Again, those in charge at the Stydome refuse to condemn these loutish acts, preferring to blame people trying to do their jobs in the face of such anti-social behaviour. No change there, then! Let¹s just hope that the full force of British justice is brought to bear on these pond life (I was going to call them animals but I have a 19 year old cat who would never carry on in such a fashion and would be horrified by the comparison).
Finally, we have the rhole mhodels, the crème de la crème of Bheggar society, who for the second year running have managed to do the impossible which is drag Celtic's name through the mud. Jings, all they did was grope a barmaid's arse, grapple with a few bouncers then set about a cameraman and blag his memory card. Again, perfectly acceptable behaviour up the Garngad, in fact maybe even obligatory, but not in the rest of western civilization.
The sight of the Lurgan Lardarse being frogmarched away in handcuffs was the snap of the year and the other Gateshead 3 doing their own mini version of the huddle were manna from heaven. But we all know don't we that these Masons get everywhere, even to a girlie bar on the Tyne and these poor innocents abroad were set up by those with a bare kneed persuasion.
The Leaping Leprechaun really excelled himself here, he really really did. His players were totally and utterly innocent of all charges but, oh, they were all barred from ever having a night-out together again.
Confused, you sure will be! So the story is the scantily clad Geordiess rubbed herself against Petrov, the bouncers took a right liberty with these paragons of virtue and then the nasty photographer beat himself up and stole his own equipment to make the greyer than grey Hoopies look bad.

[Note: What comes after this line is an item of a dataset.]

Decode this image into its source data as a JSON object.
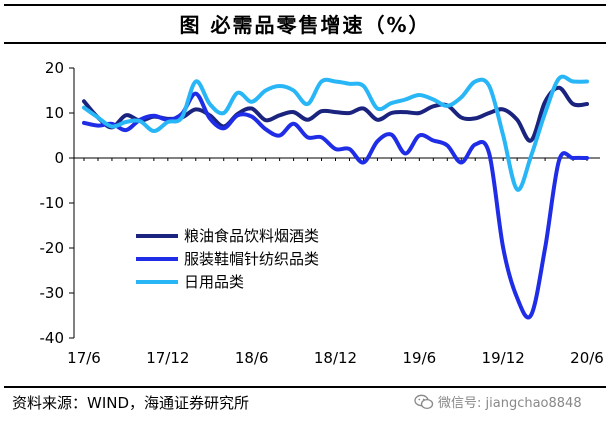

I'll tell you what, they have some imagination at these Masonic Lodges, the schemes they devise to besmirch the good name of Sellick. Well, it is the season for fairytales, isn't it?
Almost a nasty sting at the Jaggy Thistle
Don't know what it is but we ALWAYS seem to struggle against Scottish Football's cuddly toy, the Jolly Jags who sportingly treat victory and defeat with equal happiness. At least that's what they'd like you to believe. At least, like all good Christmas tales, there was a happy ending, 3 more points for the Sons towards the championship we crave but this was definitely in the grind out variety. However, as unpalatable as the match definitely was, these ARE the types of victories which win titles so we'll smile quietly and stick the points away. One last point, though. Discipline will be vital in the second half of the season and we need as few needless bookings as possible. I trust, therefore, that Alex McLeish will fine the Italian prima donna, Senor Amoruso for his appaling petulance which resulted in a totally unnecessary booking which may prove vital. When you are playing as bad as at present, Amo, it may be a good idea not to draw too much attention upon yourself.